A presentation prepared last fall by Jeff DeBellis, director of market analysis and strategy in LEAD, concluded that 2,004 direct jobs were created by the film industry in 2012 — more than double the BLS count. Even with the higher job numbers, the report concluded that incentives for the film industry led to a $62 million net loss to the state budget for calendar year 2012.

The numbers were included in a 22-page PowerPoint presentation titled “Impact of North Carolina’s Film Incentives.” The presentation is not available through any Commerce Department Website, but you can see it here.

CJ asked why the report did not mention the BLS numbers. In an email, Commerce spokeswoman Kim Genardo replied: “The BLS data may be somewhat low because it includes just those businesses coded in the industry. It might not include workers from employers in other industries that may have been involved in film production more tangentially— such as contract workers employed by a staffing agency or carpenters from a construction firm.
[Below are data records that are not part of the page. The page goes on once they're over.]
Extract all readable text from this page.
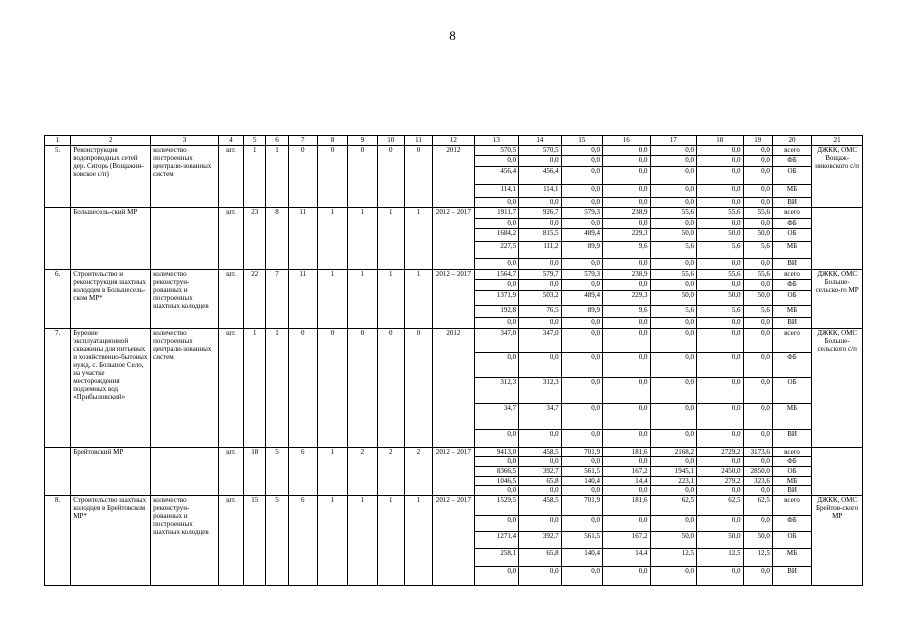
8
1	2	3	4	5	6	7	8	9	10	11	12	13	14	15	16	17	18	19	20	21
5.	Реконструкция водопроводных сетей дер. Сигорь (Вощажни-ковское с/п)	количество построенных централи-зованных систем	шт.	1	1	0	0	0	0	0	2012	570,5	570,5	0,0	0,0	0,0	0,0	0,0	всего	ДЖКК, ОМС Вощаж-никовского с/п
												0,0	0,0	0,0	0,0	0,0	0,0	0,0	ФБ	
												456,4	456,4	0,0	0,0	0,0	0,0	0,0	ОБ	
												114,1	114,1	0,0	0,0	0,0	0,0	0,0	МБ	
												0,0	0,0	0,0	0,0	0,0	0,0	0,0	ВИ	
	Большесель-ский МР		шт.	23	8	11	1	1	1	1	2012 – 2017	1911,7	926,7	579,3	238,9	55,6	55,6	55,6	всего	
												0,0	0,0	0,0	0,0	0,0	0,0	0,0	ФБ	
												1684,2	815,5	489,4	229,3	50,0	50,0	50,0	ОБ	
												227,5	111,2	89,9	9,6	5,6	5,6	5,6	МБ	
												0,0	0,0	0,0	0,0	0,0	0,0	0,0	ВИ	
6.	Строительство и реконструкция шахтных колодцев в Большесель-ском МР*	количество реконструи-рованных и построенных шахтных колодцев	шт.	22	7	11	1	1	1	1	2012 – 2017	1564,7	579,7	579,3	238,9	55,6	55,6	55,6	всего	ДЖКК, ОМС Больше-сельско-го МР
												0,0	0,0	0,0	0,0	0,0	0,0	0,0	ФБ	
												1371,9	503,2	489,4	229,3	50,0	50,0	50,0	ОБ	
												192,8	76,5	89,9	9,6	5,6	5,6	5,6	МБ	
												0,0	0,0	0,0	0,0	0,0	0,0	0,0	ВИ	
7.	Бурение эксплуатационной скважины для питьевых и хозяйственно-бытовых нужд, с. Большое Село, на участке месторождения подземных вод «Прибыловский»	количество построенных централи-зованных систем	шт.	1	1	0	0	0	0	0	2012	347,0	347,0	0,0	0,0	0,0	0,0	0,0	всего	ДЖКК, ОМС Больше-сельского с/п
												0,0	0,0	0,0	0,0	0,0	0,0	0,0	ФБ	
												312,3	312,3	0,0	0,0	0,0	0,0	0,0	ОБ	
												34,7	34,7	0,0	0,0	0,0	0,0	0,0	МБ	
												0,0	0,0	0,0	0,0	0,0	0,0	0,0	ВИ	
	Брейтовский МР		шт.	18	5	6	1	2	2	2	2012 – 2017	9413,0	458,5	701,9	181,6	2168,2	2729,2	3173,6	всего	
												0,0	0,0	0,0	0,0	0,0	0,0	0,0	ФБ	
												8366,5	392,7	561,5	167,2	1945,1	2450,0	2850,0	ОБ	
												1046,5	65,8	140,4	14,4	223,1	279,2	323,6	МБ	
												0,0	0,0	0,0	0,0	0,0	0,0	0,0	ВИ	
8.	Строительство шахтных колодцев в Брейтовском МР*	количество реконструи-рованных и построенных шахтных колодцев	шт.	15	5	6	1	1	1	1	2012 – 2017	1529,5	458,5	701,9	181,6	62,5	62,5	62,5	всего	ДЖКК, ОМС Брейтов-ского МР
												0,0	0,0	0,0	0,0	0,0	0,0	0,0	ФБ	
												1271,4	392,7	561,5	167,2	50,0	50,0	50,0	ОБ	
												258,1	65,8	140,4	14,4	12,5	12,5	12,5	МБ	
												0,0	0,0	0,0	0,0	0,0	0,0	0,0	ВИ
Those employees could be listed in the BLS data under another industry like a temporary staffing agency or construction firm. Our modeling would likely cover that employment since it’s based on total spending and thus be a bit higher.”

Neither she nor DeBellis would provide the precise calculations used to expand the BLS number.

North Carolina Film Office

In June 2009, Ernst & Young, an international accounting and consulting firm, prepared a study for NC Film and the regional film commissions. The study, titled “Economic and Fiscal Impacts of the North Carolina Film Credit Program,” looked at the impacts of raising the tax credits from 15 percent to 25 percent.

The study included a table showing the BLS job counts from 2001-07, but noted the following: “While data published by the BLS does not fully capture the contribution of film production activities on the North Carolina labor force due to the industry’s large number of contract employees (not included in the BLS figures) … it provides a useful starting point from which to evaluate trends” in North Carolina.

The report said increasing the credit to 25 percent “would create an estimated 1,301 direct film production jobs in 2010 and 1,561 jobs in 2011.” While the tax credit increase became available for expenditures in 2011, the BLS numbers barely have moved, remaining below 1,000.

CJ could find no mention of the BLS employment numbers on the NC Film Website. NC Film uses a much higher number of “4,100 well-paying crew positions for the state’s highly skilled work force” for year 2012. NC Film Director Aaron Syrett told CJ that the BLS numbers do not cover all the employment in the industry. “We get numbers directly from the production companies,” he said.

Rob Handfield, a professor of supply chain management at N.C. State University, is preparing a film industry study that is funded by the Wilmington Regional Film Commission. Handfield’s study is not sanctioned by N.C. State, even though some have referred to it as the “N.C. State Study.”

Handfield released some of his findings Nov. 8 in a two-page letter on university stationary to Wilmington Film Commission Director Johnny Griffin.

“Obviously, the major fiscal impact of the film incentive non-renewal is the direct loss of income tax revenue to the state, as a large majority of the 3,500-4,000 highly compensated and skilled workers will be forced to move to another state to pursue their careers,” Handfield stated.

Referring to film industry employment, the letter stated, “State data reports that over 4,000 individuals were paid for work in Southeastern North Carolina.”

CJ contacted Handfield to discuss his employment estimates. “We have not released the study,” he replied by email. “I cannot provide any responses yet.”

Don Carrington is executive editor of Carolina Journal.